Example of $a,~b\in G$ such that $ab\in H\leq G$ and $a^2b^2\notin H.$
Consider $S_3$.
Let $a=(1 2 3)$ and $b=(2 3)$. Then $ab=(1 2)$ and $a^2b^2=(1 3 2)$
Let $H=\{1, ab\}$. Then $ab\in H$ but $a^2b^2\not\in H$
Take $G$ to be the free group on $a,b$, whose elements are the reduced words in the alphabet $a,b,a^{-1},b^{-1}$.
Take $H$ to be the cyclic subgroup generated by $ab$.
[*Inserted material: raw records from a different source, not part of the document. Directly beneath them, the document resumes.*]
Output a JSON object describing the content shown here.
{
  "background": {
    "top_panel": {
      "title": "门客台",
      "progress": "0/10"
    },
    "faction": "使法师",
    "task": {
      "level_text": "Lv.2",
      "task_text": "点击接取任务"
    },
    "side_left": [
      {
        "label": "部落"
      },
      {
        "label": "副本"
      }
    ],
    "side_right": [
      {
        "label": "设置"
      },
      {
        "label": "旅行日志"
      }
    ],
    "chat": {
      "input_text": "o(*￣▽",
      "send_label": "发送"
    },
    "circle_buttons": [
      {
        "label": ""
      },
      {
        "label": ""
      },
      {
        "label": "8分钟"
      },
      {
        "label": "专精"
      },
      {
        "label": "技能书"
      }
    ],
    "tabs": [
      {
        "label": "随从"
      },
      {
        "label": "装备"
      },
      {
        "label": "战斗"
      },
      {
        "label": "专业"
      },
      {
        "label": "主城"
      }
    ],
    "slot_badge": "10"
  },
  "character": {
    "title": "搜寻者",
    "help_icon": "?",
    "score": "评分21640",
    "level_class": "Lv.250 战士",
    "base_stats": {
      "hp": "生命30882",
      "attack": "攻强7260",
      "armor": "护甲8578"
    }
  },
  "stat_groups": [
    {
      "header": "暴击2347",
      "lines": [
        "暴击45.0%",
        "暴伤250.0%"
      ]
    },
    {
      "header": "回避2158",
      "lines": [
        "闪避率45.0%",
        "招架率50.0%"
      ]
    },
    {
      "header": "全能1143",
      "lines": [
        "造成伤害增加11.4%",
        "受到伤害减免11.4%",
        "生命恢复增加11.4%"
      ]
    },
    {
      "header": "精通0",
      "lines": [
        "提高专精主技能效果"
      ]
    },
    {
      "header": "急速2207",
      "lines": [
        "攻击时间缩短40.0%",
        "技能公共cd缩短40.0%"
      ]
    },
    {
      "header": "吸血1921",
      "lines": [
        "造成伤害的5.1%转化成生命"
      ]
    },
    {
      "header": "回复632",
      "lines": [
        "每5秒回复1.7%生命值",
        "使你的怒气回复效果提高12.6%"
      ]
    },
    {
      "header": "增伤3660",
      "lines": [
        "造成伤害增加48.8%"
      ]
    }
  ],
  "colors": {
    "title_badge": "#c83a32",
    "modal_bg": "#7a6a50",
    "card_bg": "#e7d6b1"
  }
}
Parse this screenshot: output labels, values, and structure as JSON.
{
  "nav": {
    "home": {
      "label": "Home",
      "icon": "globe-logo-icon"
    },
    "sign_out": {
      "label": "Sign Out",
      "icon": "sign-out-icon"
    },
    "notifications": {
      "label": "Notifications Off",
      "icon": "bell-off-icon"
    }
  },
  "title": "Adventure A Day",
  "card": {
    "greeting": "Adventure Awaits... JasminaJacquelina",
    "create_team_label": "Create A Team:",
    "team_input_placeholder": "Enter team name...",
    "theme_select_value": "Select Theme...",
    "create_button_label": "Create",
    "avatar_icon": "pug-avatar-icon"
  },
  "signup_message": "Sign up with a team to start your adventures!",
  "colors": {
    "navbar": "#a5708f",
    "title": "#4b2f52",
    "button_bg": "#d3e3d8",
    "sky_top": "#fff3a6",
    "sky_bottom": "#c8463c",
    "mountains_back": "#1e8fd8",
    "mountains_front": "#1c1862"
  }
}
The non-identity elements of $H$ are the reduced words words $(ab)^n$ for $n \ge 1$ and $(b^{-1}a^{-1})^n$ for $n \ge 1$.
Since the reduced word $a^2 b^2$ does not have that form, it follows that $a^2 b^2 \not\in H$.
Let $u \in G$, $v \in H$.
Take $a=u$, $b=u^{-1}v$. Then $ab \in H$.
Moreover, $a^2b^2=uvu^{-1}v$, thus $a^2b^2 \in H \Leftrightarrow uvu^{-1}v \in H \Leftrightarrow uvu^{-1} \in H$.
Thus if $H$ is not normal, the property does not hold.